Search

Minggu, 21 Oktober 2007

Sarjana, Kembalilah ke Desa

Sarjana, Kembalilah ke Desa

  • Oleh Benni Setiawan

MERAIH gelar kesarjanaan bagi sebagian orang merupakan kebanggaan tersendiri. Dengan meraih gelar dalam bidang tertentu, ia akan mudah mendapatkan pekerjaan yang diinginkan. Apalagi gelar tersebut dikeluarkan atau diperoleh dari institusi atau perguruan tinggi negeri (PTN) dan perguruan tinggi swasta (PTS) yang telah mempunyai nama, baik dari segi prestasi, kualitas tenaga pengajar, guru besar, maupun berbagai fasilitas yang ada di dalam kampus.

Masa depan seseorang banyak telah digantungkan kepada berbagai perguruan tinggi ternama di dalam dan luar negeri tersebut. Sehari-hari mereka bergelut dengan buku, untuk jaminan masa depan.

Menurut data, jumlah mahasiswa Indonesia sekitar 1,5 juta atau sekitar tujuh persen dari sekitar 20 juta penduduk kelompok usia sekolah. Jumlah itu relatif kecil, jika dibandingkan dengan mahasiswa negara industri maju, yaitu sekitar 30-40 persen dari seluruh jumlah penduduk kelompok usia sekolah.

Demikian pula dengan jumlah lulusan sarjana strata tiga (S3). Menurut data statistik, hanya ada 65 orang untuk setiap 1.000.000 penduduk Indonesia. Adapun di berbagai negara lain berbanding 6.500 per 1.000.000 penduduk, dan untuk negara-negara maju seperti Jepang dan Amerika Serikat, bahkan Israel lebih besar lagi, yaitu 16.500 per 1.000.000 penduduk.

Selain masih sedikitnya jumlah lulusan sarjana di Tanah Air, jumlah pengangguran dari sektor itu pun cukup tinggi. Data statistik dari Departemen Tenaga Kerja dan Transmigrasi (Depnakertrans) 2005 menyebutkan bahwa pengangguran lulusan diploma atau akademi sekitar 322.836 orang, sedangkan sarjana lulusan universitas sekitar 385.418 orang.

Bila ditotal, setidaknya ada sekitar 708.254 pengangguran dari kalangan sarjana muda. Tingginya angka pengangguran itu disebabkan oleh beberapa faktor. Pertama, minimnya lapangan pekerjaan yang sesuai dengan kemampuan atau jurusan sarjana tersebut. Banyak sarjana yang harus berprofesi menjadi tenaga bidang lain, yang sama sekali tidak berhubungan dengan bidang yang digeluti selama menjadi mahasiswa.
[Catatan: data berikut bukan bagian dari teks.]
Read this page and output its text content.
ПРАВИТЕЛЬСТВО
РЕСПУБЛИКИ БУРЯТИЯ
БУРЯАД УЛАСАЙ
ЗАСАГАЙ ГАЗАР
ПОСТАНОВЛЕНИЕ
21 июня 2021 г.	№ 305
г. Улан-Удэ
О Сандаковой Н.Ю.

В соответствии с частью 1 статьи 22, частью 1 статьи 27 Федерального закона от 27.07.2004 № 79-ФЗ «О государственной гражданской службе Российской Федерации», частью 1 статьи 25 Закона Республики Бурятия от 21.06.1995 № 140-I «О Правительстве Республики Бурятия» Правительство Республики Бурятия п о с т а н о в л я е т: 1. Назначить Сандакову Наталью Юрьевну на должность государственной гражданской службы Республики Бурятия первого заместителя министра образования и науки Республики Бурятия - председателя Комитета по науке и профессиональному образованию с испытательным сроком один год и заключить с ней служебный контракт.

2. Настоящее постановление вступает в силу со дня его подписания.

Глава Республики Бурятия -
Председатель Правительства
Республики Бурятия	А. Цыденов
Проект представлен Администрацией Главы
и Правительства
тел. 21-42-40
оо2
Kedua, menurunnya kualitas sarjana. Penurunan kualitas itu dipengaruhi oleh gaya hidup mahasiswa sekarang yang serbainstan dan sedikit banyak terpengaruh oleh budaya modern yang "kebablasan". Banyak mahasiswa sekarang berpikiran praktis. Artinya, mereka ingin cepat lulus dengan nilai yang memuaskan atau bahkan cumlaude (dengan pujian) dan mendapat pekerjaan yang diimpikan.

Cara berpikir seperti itu juga banyak dipengaruhi oleh faktor mahalnya biaya kuliah di Tanah Air. Hal itu disebabkan oleh banyak universitas berlomba-lomba menjadi badan usaha milik negara (BHMN). Universitas BHMN biasanya mematok harga lebih mahal dibandingkan dengan universitas biasa.

Pengelola universitas beralasan, mereka tidak lagi mendapat subsidi dari pemerintah sehingga harus menaikkan harga sumbangan penyelenggaraan pendidikan (SPP) untuk memenuhi kebutuhan lembaga.

Ketiga, enggannya sarjana untuk pulang kampung membangun tanah kelahirannnya. Mereka lebih suka hidup di kota dengan berbagai fasilitas yang ada. Mereka merasa tidak percaya diri hidup di kampung, apalagi telah meraih berbagai gelar kesarjanaan.

Mereka merasa asing di desanya sendiri. Hal itu dikarenakan realitas yang dihadapi selama kurang lebih lima tahun sangat sedikit bersinggungan dengan situasi dan kondisi yang ada di desa atau kampung. Banyak sarjana menjadi pengangguran di kota, padahal di desa mereka sangat diharapkan. Banyak desa atau kampung yang membutuhkan tenaga sarjana untuk membangun peradaban baru yang lebih baik.

Kembali ke Desa

Belum lagi warga desa yang masih dililit beban buta aksara, kemiskinan, dan kebodohan. Guna mengurangi atau menekan tingkat buta aksara, kemiskinan dan kebodohan sudah saatnya mengikutsertakan alumnus perguruan tinggi atau peserta didik yang bersekolah di luar kota.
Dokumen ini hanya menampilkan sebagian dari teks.